So I finally got and read Bernie Krause's book, The Great Animal Orchestra. I can highly recommend it. Krause looks at sound in the natural world, both biological and geological. He shows how over the years, changes in the health of the biosphere are visible (or more to the point audible) in the natural soundscape. Selective logging of forests reduces population of bird species. Aircraft sounds can silence the call of animals, making a hole in their aural herding and seeing them eaten.Whales are beached by very loud noises in the oceans, disorienting them. The natural world's soundscape is changed in so many ways.
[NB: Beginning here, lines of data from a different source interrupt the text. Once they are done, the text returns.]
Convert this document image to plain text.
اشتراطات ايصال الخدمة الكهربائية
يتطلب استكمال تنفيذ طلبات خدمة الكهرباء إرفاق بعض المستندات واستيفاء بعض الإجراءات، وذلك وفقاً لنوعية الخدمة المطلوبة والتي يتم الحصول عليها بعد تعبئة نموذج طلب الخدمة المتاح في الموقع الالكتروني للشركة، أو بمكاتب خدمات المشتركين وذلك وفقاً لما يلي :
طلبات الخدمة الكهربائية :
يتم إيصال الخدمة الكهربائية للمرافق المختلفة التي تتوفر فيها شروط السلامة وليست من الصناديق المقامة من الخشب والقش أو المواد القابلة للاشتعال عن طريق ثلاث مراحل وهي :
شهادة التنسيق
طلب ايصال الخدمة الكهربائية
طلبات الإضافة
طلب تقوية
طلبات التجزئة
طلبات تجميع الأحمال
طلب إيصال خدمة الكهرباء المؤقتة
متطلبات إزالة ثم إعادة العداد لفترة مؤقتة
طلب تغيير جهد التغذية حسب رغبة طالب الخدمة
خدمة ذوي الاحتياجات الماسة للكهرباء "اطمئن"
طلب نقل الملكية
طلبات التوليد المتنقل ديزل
The sounds of nature are the origins of music, and we seem keyed into some sounds that calm us. As I write I am listening to the sound of the waves, to ease the burden of an open office plan. As an introvert and someone sensitive to external sounds, I felt calmer yesterday and was more productive than when I used Coffivity and its human white noise.
Like pollution that spoils our water, warms our planet or drowns out the night sky with too much life, sound pollution drowns out the natural sounds we developed with. Many people are noise stressed by the sounds of modern life, noisy cars, industry, our digital devices and so on. As we insulate ourselves further from the world around us, it is hard to see how we can preserve it.
One of the fondest noises from my childhood is the warble of magpies and screech of galahs. The sounds of nature have a big place in my life. May there always be places of solitude to listen to the earth and her hymn of praise to the God who made and shapes her.